The static assertions are tested when the compiler sees the function, not once for each call the compiler sees. That makes the fact that you always call it in compile-time contexts irrelevant: only the body matters. Because str can sometimes be a non-constant expression, __builtin_constant_p(str) in that context cannot be true: it can produce false negatives, but it does not produce false positives.

To make it more clear: static_assert(__builtin_constant_p("blah"), "") will pass (well, in theory it could be fail, but I doubt the compiler would produce a false negative here), because "blah" is always a constant expression, but str is not the same expression as "blah".

For completeness, if the argument in question was of a numeric type (more on that later), and you did the test outside of a static assertion, you could get the test to return true if you passed a constant, and false if you passed a non-constant.
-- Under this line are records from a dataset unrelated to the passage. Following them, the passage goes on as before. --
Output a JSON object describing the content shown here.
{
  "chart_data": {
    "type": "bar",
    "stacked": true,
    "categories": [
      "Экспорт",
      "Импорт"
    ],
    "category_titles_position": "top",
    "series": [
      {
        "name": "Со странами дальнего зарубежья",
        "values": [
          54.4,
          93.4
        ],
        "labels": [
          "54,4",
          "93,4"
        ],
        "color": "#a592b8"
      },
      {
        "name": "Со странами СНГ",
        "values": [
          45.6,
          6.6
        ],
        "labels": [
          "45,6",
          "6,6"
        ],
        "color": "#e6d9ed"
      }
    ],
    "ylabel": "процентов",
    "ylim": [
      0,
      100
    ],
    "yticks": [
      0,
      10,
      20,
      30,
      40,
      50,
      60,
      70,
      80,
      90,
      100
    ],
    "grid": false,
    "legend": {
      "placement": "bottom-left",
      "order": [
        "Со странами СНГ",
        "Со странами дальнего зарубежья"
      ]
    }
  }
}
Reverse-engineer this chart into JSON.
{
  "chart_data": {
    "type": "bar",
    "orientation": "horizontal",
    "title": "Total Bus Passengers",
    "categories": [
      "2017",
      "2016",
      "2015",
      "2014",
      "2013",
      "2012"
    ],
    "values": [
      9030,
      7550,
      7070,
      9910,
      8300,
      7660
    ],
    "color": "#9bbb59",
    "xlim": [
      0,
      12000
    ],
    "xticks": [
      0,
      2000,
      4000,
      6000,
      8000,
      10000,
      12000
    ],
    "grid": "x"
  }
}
In a static assertion, it always fails.

But! The docs for __builtin_constant_p reveal one interesting detail:

However, if you use it in an inlined function and pass an argument of the function as the argument to the built-in, GCC will never return 1 when you call the inline function with a string constant or compound literal (see Compound Literals) and will not return 1 when you pass a constant numeric value to the inline function unless you specify the -O option.

As you can see the built-in has a limitation makes the test always return false if the expression given is a string constant.